I hear you, with the draw of that interesting, beautiful and raw river. I like your photos and thought of this part of Los Angeles yesterday while I was skating on a trail. There was this overpass and a lot of graffitti (of course the camera didn't make it into my bag, when will I learn??) so I loved reading this and seeing these photos.
i find the beauty of wasteplaces so very hard to resist. excellent pictures.
Madness, I feel you on that uncontrollable urge to see, to look, to record the river there. I've never seen it personally, but it's considered a classic stretch of graffiti all through graff-dom. In fact, the world's largest graffiti piece was done there in '97 by SABER ONE. You can check it out here. Notice the guy in the middle for scale.

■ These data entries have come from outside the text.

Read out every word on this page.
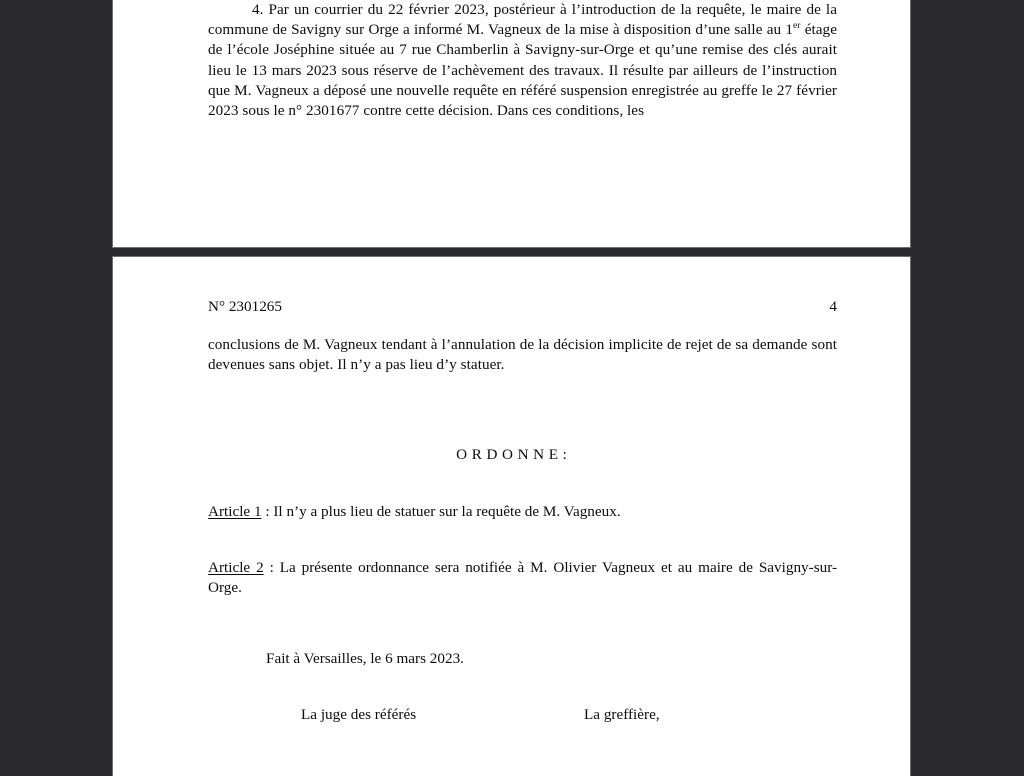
4. Par un courrier du 22 février 2023, postérieur à l’introduction de la requête, le maire de la commune de Savigny sur Orge a informé M. Vagneux de la mise à disposition d’une salle au 1er étage de l’école Joséphine située au 7 rue Chamberlin à Savigny-sur-Orge et qu’une remise des clés aurait lieu le 13 mars 2023 sous réserve de l’achèvement des travaux. Il résulte par ailleurs de l’instruction que M. Vagneux a déposé une nouvelle requête en référé suspension enregistrée au greffe le 27 février 2023 sous le n° 2301677 contre cette décision. Dans ces conditions, les
N° 2301265	4
conclusions de M. Vagneux tendant à l’annulation de la décision implicite de rejet de sa demande sont devenues sans objet. Il n’y a pas lieu d’y statuer.
ORDONNE:
Article 1 : Il n’y a plus lieu de statuer sur la requête de M. Vagneux.
Article 2 : La présente ordonnance sera notifiée à M. Olivier Vagneux et au maire de Savigny-sur-Orge.
Fait à Versailles, le 6 mars 2023.
La juge des référés	La greffière,
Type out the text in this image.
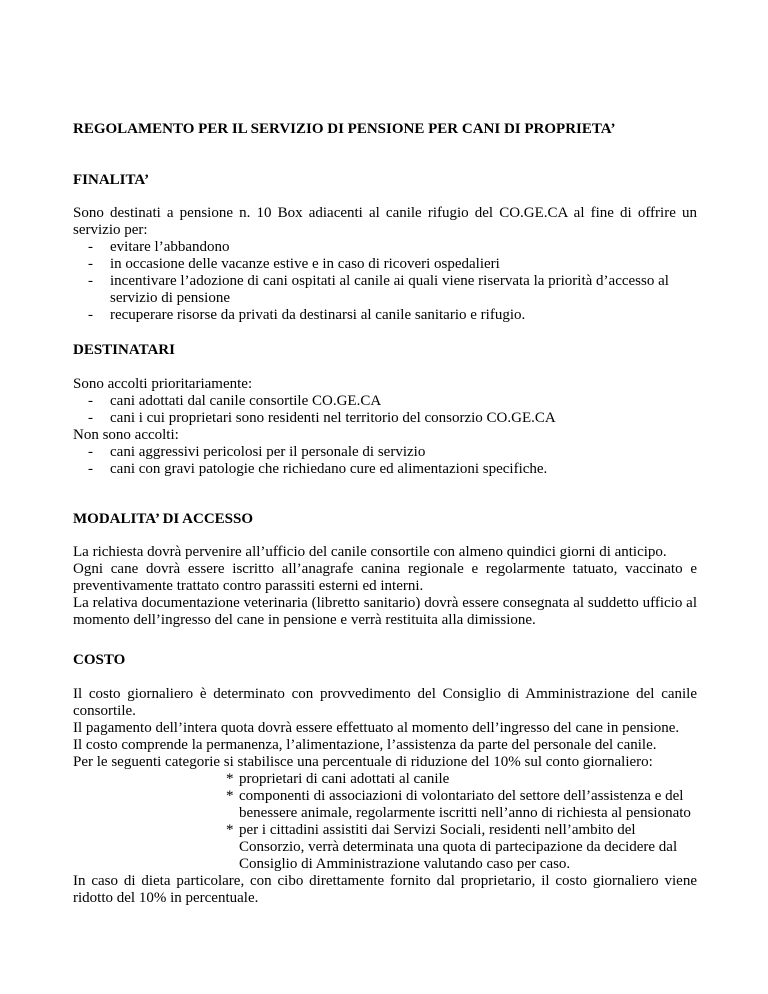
REGOLAMENTO PER IL SERVIZIO DI PENSIONE PER CANI DI PROPRIETA’

FINALITA’

Sono destinati a pensione n. 10 Box adiacenti al canile rifugio del CO.GE.CA al fine di offrire un servizio per:

- evitare l’abbandono
- in occasione delle vacanze estive e in caso di ricoveri ospedalieri
- incentivare l’adozione di cani ospitati al canile ai quali viene riservata la priorità d’accesso al servizio di pensione
- recuperare risorse da privati da destinarsi al canile sanitario e rifugio.

DESTINATARI

Sono accolti prioritariamente:

- cani adottati dal canile consortile CO.GE.CA
- cani i cui proprietari sono residenti nel territorio del consorzio CO.GE.CA

Non sono accolti:

- cani aggressivi pericolosi per il personale di servizio
- cani con gravi patologie che richiedano cure ed alimentazioni specifiche.

MODALITA’ DI ACCESSO

La richiesta dovrà pervenire all’ufficio del canile consortile con almeno quindici giorni di anticipo.

Ogni cane dovrà essere iscritto all’anagrafe canina regionale e regolarmente tatuato, vaccinato e preventivamente trattato contro parassiti esterni ed interni.

La relativa documentazione veterinaria (libretto sanitario) dovrà essere consegnata al suddetto ufficio al momento dell’ingresso del cane in pensione e verrà restituita alla dimissione.

COSTO

Il costo giornaliero è determinato con provvedimento del Consiglio di Amministrazione del canile consortile.

Il pagamento dell’intera quota dovrà essere effettuato al momento dell’ingresso del cane in pensione.

Il costo comprende la permanenza, l’alimentazione, l’assistenza da parte del personale del canile.

Per le seguenti categorie si stabilisce una percentuale di riduzione del 10% sul conto giornaliero:

* proprietari di cani adottati al canile
* componenti di associazioni di volontariato del settore dell’assistenza e del benessere animale, regolarmente iscritti nell’anno di richiesta al pensionato
* per i cittadini assistiti dai Servizi Sociali, residenti nell’ambito del Consorzio, verrà determinata una quota di partecipazione da decidere dal Consiglio di Amministrazione valutando caso per caso.

In caso di dieta particolare, con cibo direttamente fornito dal proprietario, il costo giornaliero viene ridotto del 10% in percentuale.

HOWEVER, I have to step in here and correct pixielyn's remarks about the graffiti being "angry" and "powerful." First of all, where do you get the notion that graffiti is "angry?" Is it the sharp angles and harsh colors? Is it the fact that it's illegal? Is it because it's (to you) the fear of the unknown and illegible? Is it because you think that it's all gangs? Warning: do not believe what you read or hear about graffiti. Don't buy into the notion that all of graffiti is bad. It's not all gangs, it's not all thugs. What you are seeing here on the LA river is not gang-related. Trust me.
The only time graffiti can be "angry" is when one guy goes over another guy's piece and then the two have beef with each other. There are, at times, crews who hate each other, and dish it out amongst each other, but what you'll realize with this sort of anger is that it's insular. Not directed towards you, the viewer. Beef is squashed and then everyone moves on.
Don't ever paint graffiti in wide strokes, pixielyn. There are so many layers and shades of grey to graffiti that you'll never ever be able to comprehend. Just like all the different types of artists and art movements in the art world, there are so many different types of graff writers, and not all of them are angry or power-hungry. Each and every one has their own agenda, whether it be for creative reasons, for personal reasons, for political reasons—both legal and illegal. Graff writers are, for the most part, just a bunch of dudes who love to paint and want to hang out with their buddies. And graffiti is everything to them. They live it, breathe it. For some, it's all they got. The connections they make within this subculture will be the only ones they'll ever have—not unlike fellow brothers.
Again, it's not GANGS. Gangs are an entirely different thing. And it's not about ANGER or POWER. Please understand that, and please let others know this.
I'm inspired by your love of the LA River. I think I see beauty in not enough things. When I am in that area and have looked over that same river, I tend to feel down because that whole area of LA feels to me so terribly neglected. Its not right that there should be such enormous disparities between the richest and poorest in this country when there is enough to go around for everyone were so many not so terribly greedy, beginning with our President and V.P. Maybe I am just not seeing enough because i see areas which have been deemed unimportant, "not worth" investing in the way they do in Santa Monica or the Palisades-not that I would want these areas to look like that, but much of east LA seems to me left to fend for itself with not enough resources, support, or caring by the larger community, and it pisses me off. When I have seen the river, it looks starved and whimpering to me, which is why I love that you see something so very different.